We developed an open source software for the computation of the emissions of traffic. It computes the emissions of the main air pollutants, according the vehicle fleet.
For both traffic assignment and pollutant emissions, we carry out sensitivity tests with respect to limit speed, roads capacities or fleet composition. A complete sensitivity analysis is out of reach with the complete, computational intensive, traffic assignment model. Hence further work has been engaged with the metamodeling of the traffic assignment model. Preliminary results are encouraging and tend to show that a very fast metamodel can perform as well as the complete model.
Ensemble variational data assimilation
Participants : Julien Brajard, Isabelle Herlin, Marc Bocquet [CEREA] , Jérôme Sirven [LOCEAN] , Olivier Talagrand [LMD, ENS] , Sylvie Thiria [LOCEAN] .
The general objective of ensemble data assimilation is to produce an ensemble of analysis from observations and a numerical model which is representative of the uncertainty of the system. In a bayesian framework, the ensemble represents a sampling of the state vector probability distribution conditioned to the available knowledge of the system, denoted the a-posteriori probability distribution.

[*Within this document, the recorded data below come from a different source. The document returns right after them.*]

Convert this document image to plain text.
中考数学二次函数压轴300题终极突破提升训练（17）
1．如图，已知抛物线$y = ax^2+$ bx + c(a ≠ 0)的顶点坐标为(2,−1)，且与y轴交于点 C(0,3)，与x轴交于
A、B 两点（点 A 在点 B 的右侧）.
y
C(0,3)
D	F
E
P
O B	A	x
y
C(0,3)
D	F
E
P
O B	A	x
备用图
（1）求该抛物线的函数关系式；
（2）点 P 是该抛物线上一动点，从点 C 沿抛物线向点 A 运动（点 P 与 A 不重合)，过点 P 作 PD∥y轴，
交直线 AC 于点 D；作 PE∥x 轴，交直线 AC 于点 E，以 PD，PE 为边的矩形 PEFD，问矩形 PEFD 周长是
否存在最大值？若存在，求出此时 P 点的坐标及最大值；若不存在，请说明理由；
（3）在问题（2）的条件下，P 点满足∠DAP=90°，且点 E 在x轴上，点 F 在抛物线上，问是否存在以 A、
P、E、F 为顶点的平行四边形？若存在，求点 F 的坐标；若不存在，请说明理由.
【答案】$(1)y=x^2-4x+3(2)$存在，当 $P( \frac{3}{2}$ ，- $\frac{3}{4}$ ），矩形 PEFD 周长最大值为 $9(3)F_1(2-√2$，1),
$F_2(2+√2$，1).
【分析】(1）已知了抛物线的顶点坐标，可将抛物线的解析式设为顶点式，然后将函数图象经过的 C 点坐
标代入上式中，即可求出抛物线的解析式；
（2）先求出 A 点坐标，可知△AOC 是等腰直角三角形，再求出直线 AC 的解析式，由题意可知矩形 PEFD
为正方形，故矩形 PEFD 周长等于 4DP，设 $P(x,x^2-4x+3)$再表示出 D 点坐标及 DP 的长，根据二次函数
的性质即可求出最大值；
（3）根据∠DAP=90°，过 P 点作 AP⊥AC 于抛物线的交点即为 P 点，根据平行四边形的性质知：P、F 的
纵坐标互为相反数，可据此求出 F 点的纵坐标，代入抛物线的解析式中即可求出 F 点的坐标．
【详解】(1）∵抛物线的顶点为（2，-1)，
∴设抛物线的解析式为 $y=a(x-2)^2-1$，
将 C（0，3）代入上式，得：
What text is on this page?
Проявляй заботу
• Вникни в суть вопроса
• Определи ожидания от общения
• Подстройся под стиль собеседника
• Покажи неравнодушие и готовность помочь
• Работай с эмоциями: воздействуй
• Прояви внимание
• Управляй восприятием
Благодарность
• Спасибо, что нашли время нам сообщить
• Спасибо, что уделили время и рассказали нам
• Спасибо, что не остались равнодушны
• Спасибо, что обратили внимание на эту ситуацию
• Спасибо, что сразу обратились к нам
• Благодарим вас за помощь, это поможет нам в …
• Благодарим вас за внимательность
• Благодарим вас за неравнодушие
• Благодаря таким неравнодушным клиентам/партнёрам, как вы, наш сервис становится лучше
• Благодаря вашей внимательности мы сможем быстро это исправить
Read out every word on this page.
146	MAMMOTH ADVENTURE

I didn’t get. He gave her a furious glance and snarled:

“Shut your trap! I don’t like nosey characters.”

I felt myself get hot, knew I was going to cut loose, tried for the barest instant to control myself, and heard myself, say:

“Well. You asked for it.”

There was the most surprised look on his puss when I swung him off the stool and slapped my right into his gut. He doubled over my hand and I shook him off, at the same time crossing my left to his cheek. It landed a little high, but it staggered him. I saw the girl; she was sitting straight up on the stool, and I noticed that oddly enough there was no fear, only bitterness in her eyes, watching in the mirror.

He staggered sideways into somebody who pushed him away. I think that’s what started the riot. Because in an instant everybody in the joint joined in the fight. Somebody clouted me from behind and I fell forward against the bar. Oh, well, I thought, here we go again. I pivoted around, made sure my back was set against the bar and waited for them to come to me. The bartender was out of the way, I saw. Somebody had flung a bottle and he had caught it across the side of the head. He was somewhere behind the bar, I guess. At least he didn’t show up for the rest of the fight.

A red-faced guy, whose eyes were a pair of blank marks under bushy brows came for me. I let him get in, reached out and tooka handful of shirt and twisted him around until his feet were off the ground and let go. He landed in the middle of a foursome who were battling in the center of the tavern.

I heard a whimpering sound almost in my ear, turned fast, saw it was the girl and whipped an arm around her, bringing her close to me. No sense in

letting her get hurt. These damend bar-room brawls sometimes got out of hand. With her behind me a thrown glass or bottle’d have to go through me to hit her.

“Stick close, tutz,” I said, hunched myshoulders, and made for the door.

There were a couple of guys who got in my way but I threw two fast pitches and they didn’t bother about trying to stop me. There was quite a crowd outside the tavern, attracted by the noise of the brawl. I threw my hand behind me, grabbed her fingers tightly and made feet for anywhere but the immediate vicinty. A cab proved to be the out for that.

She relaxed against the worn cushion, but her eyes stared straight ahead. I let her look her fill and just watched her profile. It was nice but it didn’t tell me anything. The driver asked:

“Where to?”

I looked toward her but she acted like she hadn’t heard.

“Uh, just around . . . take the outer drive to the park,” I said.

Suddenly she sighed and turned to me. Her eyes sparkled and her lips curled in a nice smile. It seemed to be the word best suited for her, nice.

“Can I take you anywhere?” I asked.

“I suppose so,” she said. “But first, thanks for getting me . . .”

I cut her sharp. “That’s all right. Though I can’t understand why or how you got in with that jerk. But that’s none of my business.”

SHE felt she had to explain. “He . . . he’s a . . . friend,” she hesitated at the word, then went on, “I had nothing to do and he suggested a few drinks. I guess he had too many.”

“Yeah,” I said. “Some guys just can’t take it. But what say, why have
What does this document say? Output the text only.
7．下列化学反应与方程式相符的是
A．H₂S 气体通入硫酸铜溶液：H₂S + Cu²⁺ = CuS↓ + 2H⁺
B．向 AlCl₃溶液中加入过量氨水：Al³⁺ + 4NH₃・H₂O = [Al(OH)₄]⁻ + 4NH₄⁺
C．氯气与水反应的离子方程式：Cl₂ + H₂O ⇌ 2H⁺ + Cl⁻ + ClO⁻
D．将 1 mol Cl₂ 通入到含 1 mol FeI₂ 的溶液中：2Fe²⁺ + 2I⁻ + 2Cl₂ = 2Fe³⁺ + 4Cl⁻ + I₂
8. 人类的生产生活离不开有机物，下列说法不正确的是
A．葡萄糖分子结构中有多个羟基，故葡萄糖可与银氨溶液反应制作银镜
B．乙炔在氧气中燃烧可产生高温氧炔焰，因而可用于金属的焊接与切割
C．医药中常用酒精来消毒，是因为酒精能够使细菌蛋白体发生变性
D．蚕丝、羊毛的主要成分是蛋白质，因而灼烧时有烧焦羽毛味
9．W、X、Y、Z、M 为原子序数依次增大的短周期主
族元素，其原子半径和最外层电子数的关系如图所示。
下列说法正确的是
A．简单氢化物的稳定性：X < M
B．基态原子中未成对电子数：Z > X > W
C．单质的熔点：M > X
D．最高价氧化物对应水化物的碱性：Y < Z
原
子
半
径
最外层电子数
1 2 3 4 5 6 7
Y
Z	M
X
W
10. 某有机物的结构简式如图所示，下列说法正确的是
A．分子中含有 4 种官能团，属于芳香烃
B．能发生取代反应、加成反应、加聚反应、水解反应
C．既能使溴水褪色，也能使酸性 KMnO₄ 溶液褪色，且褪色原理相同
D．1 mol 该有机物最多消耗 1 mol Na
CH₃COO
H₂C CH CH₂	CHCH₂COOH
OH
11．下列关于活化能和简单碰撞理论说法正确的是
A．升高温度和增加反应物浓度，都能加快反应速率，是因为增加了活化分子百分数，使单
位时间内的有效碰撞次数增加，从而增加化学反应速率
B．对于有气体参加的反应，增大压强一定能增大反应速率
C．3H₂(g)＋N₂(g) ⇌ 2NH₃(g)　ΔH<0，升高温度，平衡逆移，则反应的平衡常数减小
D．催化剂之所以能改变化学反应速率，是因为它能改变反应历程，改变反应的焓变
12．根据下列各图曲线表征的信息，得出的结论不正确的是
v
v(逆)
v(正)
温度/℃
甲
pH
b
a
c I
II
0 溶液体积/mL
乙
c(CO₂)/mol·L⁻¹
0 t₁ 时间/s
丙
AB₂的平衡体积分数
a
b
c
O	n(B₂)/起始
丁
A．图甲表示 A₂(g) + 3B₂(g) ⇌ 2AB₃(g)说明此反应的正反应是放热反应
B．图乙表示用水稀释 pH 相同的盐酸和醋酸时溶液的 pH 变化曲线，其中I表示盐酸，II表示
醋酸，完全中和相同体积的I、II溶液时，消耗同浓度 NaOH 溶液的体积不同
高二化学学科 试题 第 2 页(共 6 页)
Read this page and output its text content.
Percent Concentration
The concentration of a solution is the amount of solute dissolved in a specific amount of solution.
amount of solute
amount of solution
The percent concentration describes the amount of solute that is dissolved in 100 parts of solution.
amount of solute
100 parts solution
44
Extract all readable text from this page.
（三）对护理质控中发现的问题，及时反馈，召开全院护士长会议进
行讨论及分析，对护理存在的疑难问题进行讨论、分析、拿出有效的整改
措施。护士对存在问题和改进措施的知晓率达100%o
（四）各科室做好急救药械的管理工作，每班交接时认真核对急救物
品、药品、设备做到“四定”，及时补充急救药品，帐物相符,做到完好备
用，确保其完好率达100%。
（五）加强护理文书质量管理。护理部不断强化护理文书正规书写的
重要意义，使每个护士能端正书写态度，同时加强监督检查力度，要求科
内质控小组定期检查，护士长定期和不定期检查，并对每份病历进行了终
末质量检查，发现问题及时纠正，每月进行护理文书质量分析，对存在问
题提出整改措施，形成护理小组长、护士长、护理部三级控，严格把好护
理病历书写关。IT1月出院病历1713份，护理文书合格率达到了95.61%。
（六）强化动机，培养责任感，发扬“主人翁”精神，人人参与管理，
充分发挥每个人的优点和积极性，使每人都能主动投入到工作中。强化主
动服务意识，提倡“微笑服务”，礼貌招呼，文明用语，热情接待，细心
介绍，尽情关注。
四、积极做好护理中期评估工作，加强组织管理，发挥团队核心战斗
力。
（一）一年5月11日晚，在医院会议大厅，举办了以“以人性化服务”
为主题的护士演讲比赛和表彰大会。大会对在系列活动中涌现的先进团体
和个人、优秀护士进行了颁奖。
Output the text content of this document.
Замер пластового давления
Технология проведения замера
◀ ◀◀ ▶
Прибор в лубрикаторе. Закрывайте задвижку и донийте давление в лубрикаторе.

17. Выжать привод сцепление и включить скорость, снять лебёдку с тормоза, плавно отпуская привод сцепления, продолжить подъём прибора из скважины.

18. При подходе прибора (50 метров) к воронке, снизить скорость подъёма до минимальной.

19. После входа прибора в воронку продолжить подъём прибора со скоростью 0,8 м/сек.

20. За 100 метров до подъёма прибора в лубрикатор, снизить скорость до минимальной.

Ensemble variational data assimilation (EnsVar) consists in producing such an ensemble by perturbating N times the observations according to their error law, and run a standard variationnal assimilation for each perturbation. An ensemble of N members is then produced. In the case of linear models, there is a theoretical guarantee that this ensemble is a sampling of the a-posteriori probability. But there is no theoretical result in the non-linear case.
The objective of this work is to study the ability of EnsVar to produce "good" ensemble (i.e. that sampled the a posteriori probablility) on a shallow-water model. Statistical properties of the ensemble are evaluated, and the sensitivity to the main features of the assimilation system (number, distribution of observations, size of the assimilation window, ...) are also studied.